21st January 2016
Happy New Year! No, I'm not talking about 2016, I'm talking about Year 5. Fukushima, Year 5. It's almost 5 years since the initial meltdown at the Fukushima Daiichi nuclear reactor, and although the disaster continues today it is not being treated by authorities with the kind of decisive urgency such an ecology-threatening situation demands.
It's time for a change of course...
There are some events in history that change the timeline forever, marking the rest of the story for thousands of years. These events supersede all others before, and after, for some time. The Fukushima Daiichi experiment is spewing radioactive waste with a million-year ecological effect into the Pacific Ocean, nuclear disaster fractures the present and causes dire effects for the future -- as far as humanity is concerned, forever. Fukushima is ground zero and time zero.
What we know about that day is horrific enough. What we know about the toxic materials leaking every day into the Pacific is enough to demand worldwide action. Every day, more information is revealed about what happened and continues to happen, with the atmospheric and water-borne release of plutonium fuel in reactors and spent-fuel pools. Despite a media and political blackout on the topic, we are learning how much worse the situation is becoming. And yet, our political leaders have made no genuine progress in containing the disaster and have no intention of changing course.
We have to stop nuclear experimentation or it will stop us. The genetic damage caused by exposure to radioactive particulate is irreversible, and the nuclear industry has proven itself unable to contain the uncontainable fire of nuclear experimentation. Because of the threat posed to world peace, our biological stability and the very ecosystem of Earth, it is of paramount importance we to come together for a global protest against nuclear experimentation.
If nuclear energy has taught us one thing, it is that a single spark can start a fire that has generational effects. It's time we light a new fire, and create the kind of future we'd be proud for our grandchildren to inherit. So let's gather in numbers and show them we're serious.
Protests are done to inform people and instigate change, and must have a clear, single issue of importance. Hence,
"We demand that nuclear government and corporations of the world take legitimate and urgent action to end the ongoing disaster at Fukushima."

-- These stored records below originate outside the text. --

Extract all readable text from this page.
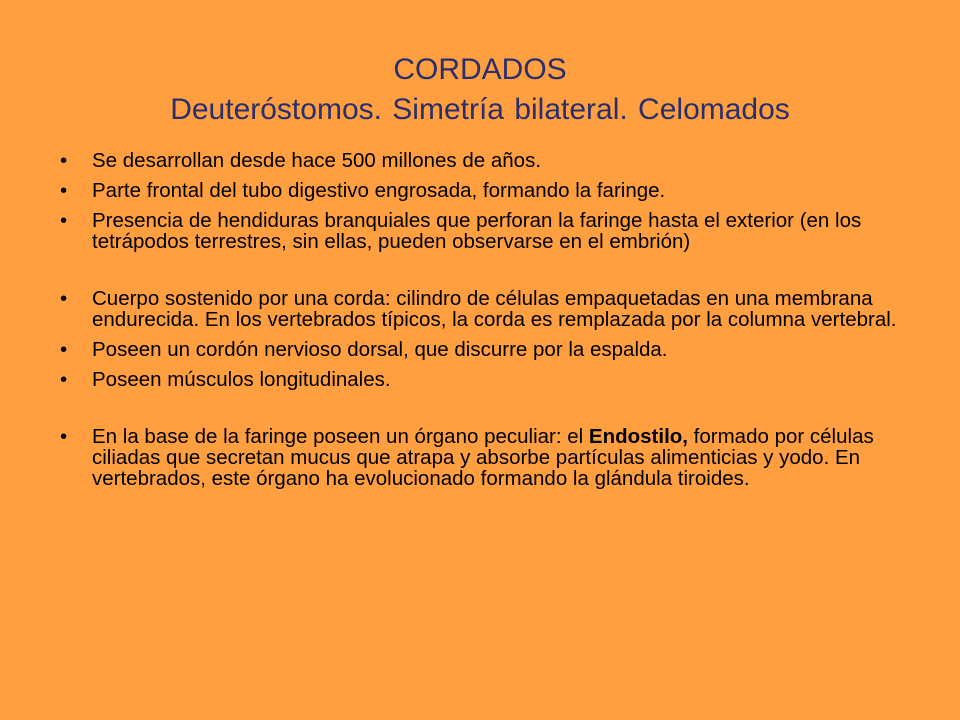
CORDADOS
Deuteróstomos. Simetría bilateral. Celomados
•	Se desarrollan desde hace 500 millones de años.
•	Parte frontal del tubo digestivo engrosada, formando la faringe.
•	Presencia de hendiduras branquiales que perforan la faringe hasta el exterior (en los tetrápodos terrestres, sin ellas, pueden observarse en el embrión)
•	Cuerpo sostenido por una corda: cilindro de células empaquetadas en una membrana endurecida. En los vertebrados típicos, la corda es remplazada por la columna vertebral.
•	Poseen un cordón nervioso dorsal, que discurre por la espalda.
•	Poseen músculos longitudinales.
•	En la base de la faringe poseen un órgano peculiar: el Endostilo, formado por células ciliadas que secretan mucus que atrapa y absorbe partículas alimenticias y yodo. En vertebrados, este órgano ha evolucionado formando la glándula tiroides.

Arguably the Fukushima event is the biggest environmental disaster (and subsequent cover-up) in human history, by nuclear institutions with a record of lies and official cover-ups unlike any other. Little genuine effort has been made to contain the disaster, radiation-monitoring mechanisms were disabled by authorities following the initial meltdown, laws were implemented to quell reporting of the disaster, and government-prescribed "safe" radiation limits were lifted, apparently to accommodate the new "normal" radiation levels. Meanwhile, oceanic and atmospheric radiation-pollution levels are still rising -- with untold environmental effects -- and are currently expected to continue increasing at least until 2018.
So, wherever you are, wherever you may be, let's all come together to protest and raise awareness of Fukushima, and the environmental and political damage this failed nuclear experiment (and the nuclear complex at large) has caused. Let's come together and pause in peaceful protest, with a clear statement and a clear intent: to start a dynamic shift that empowers the people to take control of this mismanaged catastrophe.
Since the Fukushima disaster began, I've learned that people typically want to do something positive and put an end to nuclear experimentation -- once they truly understand it. So information is key. Regardless of what nuclear advocates may say, there are many undeniable facts of nuclear radiation:
Nuclear experimentation is biologically incompatible with life on Earth, starting uncontainable fires that burn for a million years.
The nuclear industry has no viable means of managing its waste, other than to bury it underground in facilities predicted to hold radioactive waste material for around 10,000 years, handing this million-year problem on to future generations to deal with.